Vico è a conoscenza della discussione sul platonismo precedente e seguente il suo saggio sulla metafisica, conobbe sicuramente il libro di Brucker e a cui anzi rivolse una critica importante. Scrive infatti nella Scienza Nuova (1744) che:

« le scienze debbono incominciare da che ‘ncominciò la materia; esse ebbero inizio alle ch’i primi uomini cominciarono a umanamente pensare, non già quando i filosofi cominciarono a riflettere sopra l’umane menti (come ultimamente n’è uscito alla luce un libricciuolo erudito e dotto col titolo Historia de ideis, che si conduce fin all’ultime controversie che ne hanno avuto i due primi ingegni di questa età, il Leibnizio e ‘l Newtone »

Con questa osservazione, Vico integra l’esposizione del platonismo moderno con un progetto d’interpretazione della genesi di questo modo di pensare e del suo svolgimento.

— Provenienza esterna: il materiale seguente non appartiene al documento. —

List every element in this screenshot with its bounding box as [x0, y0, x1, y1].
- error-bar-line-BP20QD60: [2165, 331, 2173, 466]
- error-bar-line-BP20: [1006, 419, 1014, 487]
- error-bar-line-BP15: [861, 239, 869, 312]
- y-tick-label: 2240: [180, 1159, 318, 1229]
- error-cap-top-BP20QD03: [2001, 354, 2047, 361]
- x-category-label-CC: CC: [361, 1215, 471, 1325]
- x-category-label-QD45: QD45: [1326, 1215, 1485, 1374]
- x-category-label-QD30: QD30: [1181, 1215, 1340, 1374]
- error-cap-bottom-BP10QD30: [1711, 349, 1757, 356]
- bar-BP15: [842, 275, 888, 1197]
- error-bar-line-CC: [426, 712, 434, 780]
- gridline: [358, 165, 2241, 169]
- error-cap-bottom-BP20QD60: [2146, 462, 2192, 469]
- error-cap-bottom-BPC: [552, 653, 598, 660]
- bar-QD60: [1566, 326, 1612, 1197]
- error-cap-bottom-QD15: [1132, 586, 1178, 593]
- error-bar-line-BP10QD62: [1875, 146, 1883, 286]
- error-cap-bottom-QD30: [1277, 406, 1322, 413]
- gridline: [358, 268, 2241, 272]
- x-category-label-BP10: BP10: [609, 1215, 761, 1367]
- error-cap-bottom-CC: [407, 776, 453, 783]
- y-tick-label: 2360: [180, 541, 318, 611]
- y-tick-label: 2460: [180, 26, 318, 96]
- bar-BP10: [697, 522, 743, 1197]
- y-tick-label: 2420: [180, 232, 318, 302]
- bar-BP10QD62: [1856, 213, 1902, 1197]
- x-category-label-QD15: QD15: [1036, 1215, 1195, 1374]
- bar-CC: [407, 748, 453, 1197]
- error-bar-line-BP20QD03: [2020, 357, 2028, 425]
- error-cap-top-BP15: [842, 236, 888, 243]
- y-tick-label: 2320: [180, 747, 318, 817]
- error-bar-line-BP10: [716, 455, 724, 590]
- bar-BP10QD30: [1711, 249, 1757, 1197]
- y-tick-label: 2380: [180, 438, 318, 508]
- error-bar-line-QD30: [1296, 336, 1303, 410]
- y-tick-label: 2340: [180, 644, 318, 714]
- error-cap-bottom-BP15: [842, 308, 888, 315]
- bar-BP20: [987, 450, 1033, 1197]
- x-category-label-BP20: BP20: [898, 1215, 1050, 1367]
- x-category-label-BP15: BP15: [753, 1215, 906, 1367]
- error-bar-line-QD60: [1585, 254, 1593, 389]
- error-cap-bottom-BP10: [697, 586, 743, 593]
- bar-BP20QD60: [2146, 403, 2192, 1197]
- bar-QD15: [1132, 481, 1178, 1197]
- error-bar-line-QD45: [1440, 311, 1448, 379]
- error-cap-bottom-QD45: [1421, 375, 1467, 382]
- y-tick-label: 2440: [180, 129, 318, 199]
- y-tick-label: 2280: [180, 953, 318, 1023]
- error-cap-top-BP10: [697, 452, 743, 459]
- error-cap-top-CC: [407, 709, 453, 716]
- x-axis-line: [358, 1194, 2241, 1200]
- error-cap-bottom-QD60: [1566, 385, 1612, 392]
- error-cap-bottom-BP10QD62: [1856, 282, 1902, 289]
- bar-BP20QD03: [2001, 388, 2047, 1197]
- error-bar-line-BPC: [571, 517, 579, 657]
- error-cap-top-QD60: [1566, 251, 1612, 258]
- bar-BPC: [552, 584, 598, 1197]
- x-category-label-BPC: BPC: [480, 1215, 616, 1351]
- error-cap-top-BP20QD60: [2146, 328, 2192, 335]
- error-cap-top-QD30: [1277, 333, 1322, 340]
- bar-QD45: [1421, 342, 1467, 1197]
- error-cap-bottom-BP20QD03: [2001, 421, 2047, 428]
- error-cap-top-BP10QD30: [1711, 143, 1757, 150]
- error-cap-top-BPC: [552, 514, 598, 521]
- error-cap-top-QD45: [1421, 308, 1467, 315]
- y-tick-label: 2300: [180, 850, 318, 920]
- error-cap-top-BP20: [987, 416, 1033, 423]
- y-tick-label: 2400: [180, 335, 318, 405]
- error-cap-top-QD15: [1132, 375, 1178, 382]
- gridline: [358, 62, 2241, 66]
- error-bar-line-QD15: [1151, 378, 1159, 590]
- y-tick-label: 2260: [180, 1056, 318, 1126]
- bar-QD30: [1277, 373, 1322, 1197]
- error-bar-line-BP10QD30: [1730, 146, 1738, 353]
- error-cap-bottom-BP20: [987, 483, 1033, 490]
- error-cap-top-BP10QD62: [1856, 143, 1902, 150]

I sottoinsiemi scientifici, che egli si appresta a costruire, sono condizionati da questo punto di arrivo, che nella sua ‘ idealità ’ è metastorico, in senso quasi trascendentale, e, nel suo contenuto, difficilmente nasconde il carattere‘ semilibertino ’ della struttura sistematica sottesa. La critica di Vico a Brucker ci mette dunque in condizione di valutare il significato che egli attribuisce alla scienza nuova. L’ ‘ oggetto ’ costituito dalle idee platonico-galileiane è nato, riferendosi al mondo tuttora in divenire, è la trasformazione strutturata di un complesso di tradizioni, istituzioni e conoscenze umane che si sostengono reciprocamente e si modificano conflittualmente. Il punto di attacco delle scienze della natura di tipo galileiano (integrato nella filosofia del platonismo moderno) con la scienza dell’uomo, è dato dal costituirsi di un diverso ‘ oggetto ’ ad esse legato, che ha però la sua autonomia, le sue regole, costituendo un sottosistema aperto all’invenzione di nuovi strumenti interpretativi.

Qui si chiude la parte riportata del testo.